Contenuti in Lingua dei Segni Italiana (LIS) e American Sign Language (ASL), Comunicazione Aumentativa Alternativa (CAA), testi Easy to Read, percorsi tattili, audiodescrizioni, strumenti multisensoriali e dispositivi dedicati concorrono ad accompagnare il visitatore lungo tutto il percorso espositivo.
Più che il racconto di una mostra, il docufilm documenta un metodo di lavoro e una visione. “Le fiabe sono vere” è infatti un progetto-manifesto sull’accessibilità museale: dimostra che ampliare i linguaggi permette di costruire percorsi che parlano a tutte e tutti. Perché l’inclusione non è un elemento da aggiungere, ma il principio da cui far nascere ogni progetto museale.

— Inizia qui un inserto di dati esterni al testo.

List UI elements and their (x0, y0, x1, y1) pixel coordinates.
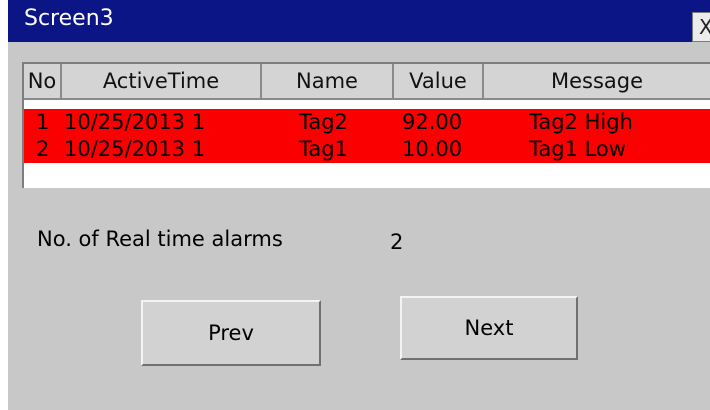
close-button[interactable]: X (692, 12, 710, 42)
cell-no: 2 (36, 137, 50, 161)
column-header-no[interactable]: No (24, 64, 62, 100)
alarm-window: Screen3 X No ActiveTime Name Value Messa… (8, 0, 710, 410)
window-title: Screen3 (24, 6, 114, 31)
cell-active-time: 10/25/2013 1 (64, 137, 206, 161)
table-row[interactable]: 2 10/25/2013 1 Tag1 10.00 Tag1 Low (24, 136, 710, 163)
column-header-value[interactable]: Value (394, 64, 484, 100)
next-button[interactable]: Next (400, 296, 578, 360)
cell-active-time: 10/25/2013 1 (64, 110, 206, 134)
cell-value: 10.00 (402, 137, 463, 161)
cell-name: Tag1 (299, 137, 348, 161)
column-header-message[interactable]: Message (484, 64, 710, 100)
column-header-activetime[interactable]: ActiveTime (62, 64, 262, 100)
cell-name: Tag2 (299, 110, 348, 134)
cell-no: 1 (36, 110, 50, 134)
cell-message: Tag1 Low (529, 137, 626, 161)
alarm-count-value: 2 (390, 230, 404, 254)
alarm-count-label: No. of Real time alarms (37, 227, 283, 251)
prev-button[interactable]: Prev (141, 300, 321, 366)
cell-value: 92.00 (402, 110, 463, 134)
column-header-name[interactable]: Name (262, 64, 394, 100)
title-bar: Screen3 (8, 0, 710, 42)
table-row[interactable]: 1 10/25/2013 1 Tag2 92.00 Tag2 High (24, 109, 710, 136)
table-header: No ActiveTime Name Value Message (24, 64, 710, 100)
alarm-table[interactable]: No ActiveTime Name Value Message 1 10/25… (22, 62, 710, 188)
cell-message: Tag2 High (529, 110, 633, 134)
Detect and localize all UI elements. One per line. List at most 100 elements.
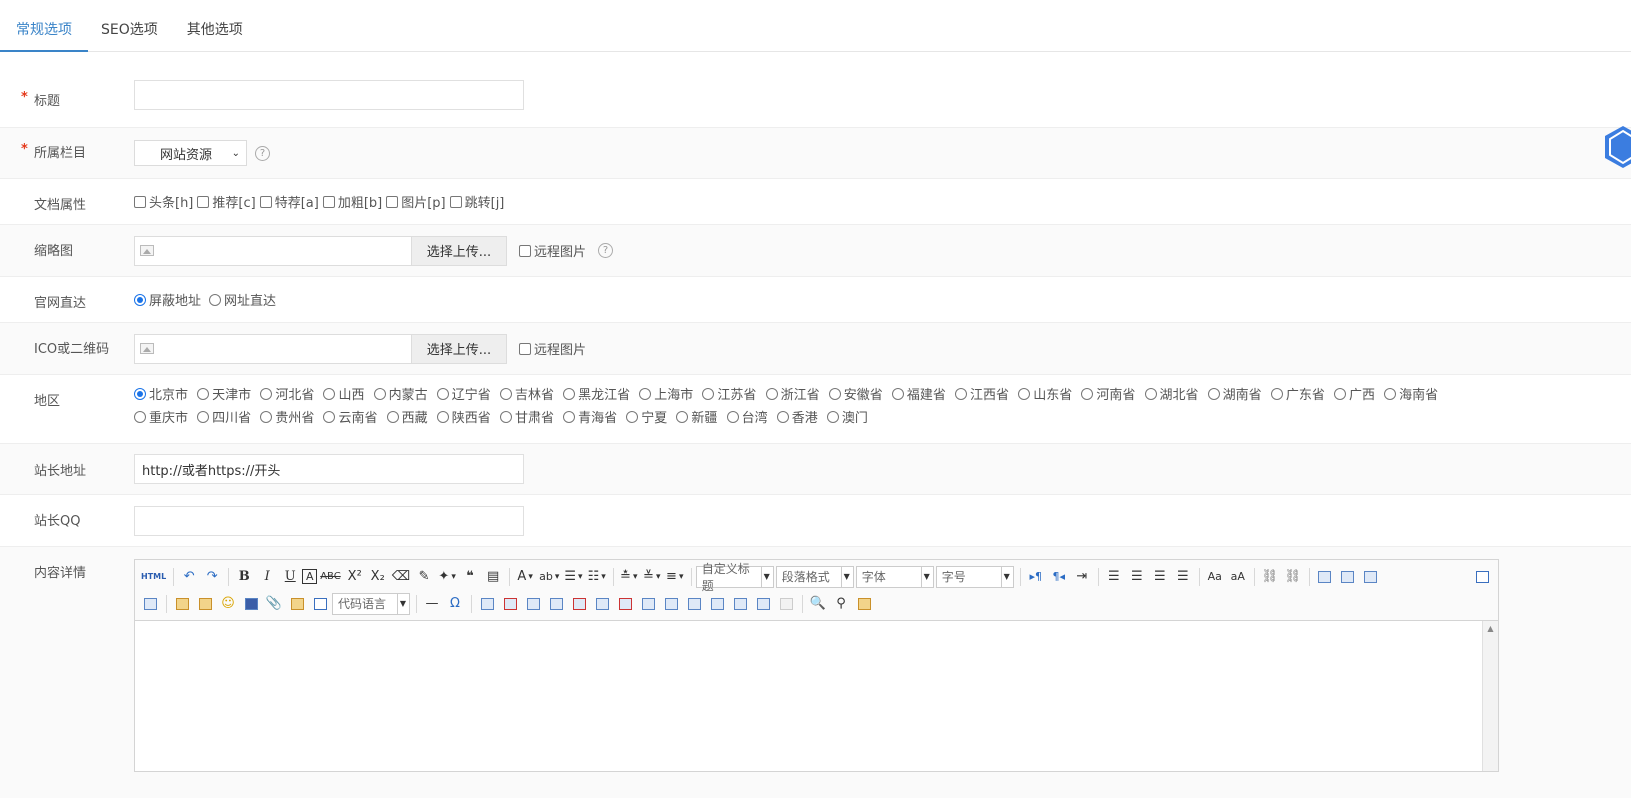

Il docufilm “Le fiabe sono vere… Storia popolare italiana” è un’iniziativa finanziata nell’ambito del PNRR M1C3, investimenti 1.2 “Rimozione delle barriere fisiche e cognitive in musei, biblioteche e archivi per consentire un più ampio accesso e partecipazione alla cultura”, di cui la Direzione generale Musei è struttura attuatrice.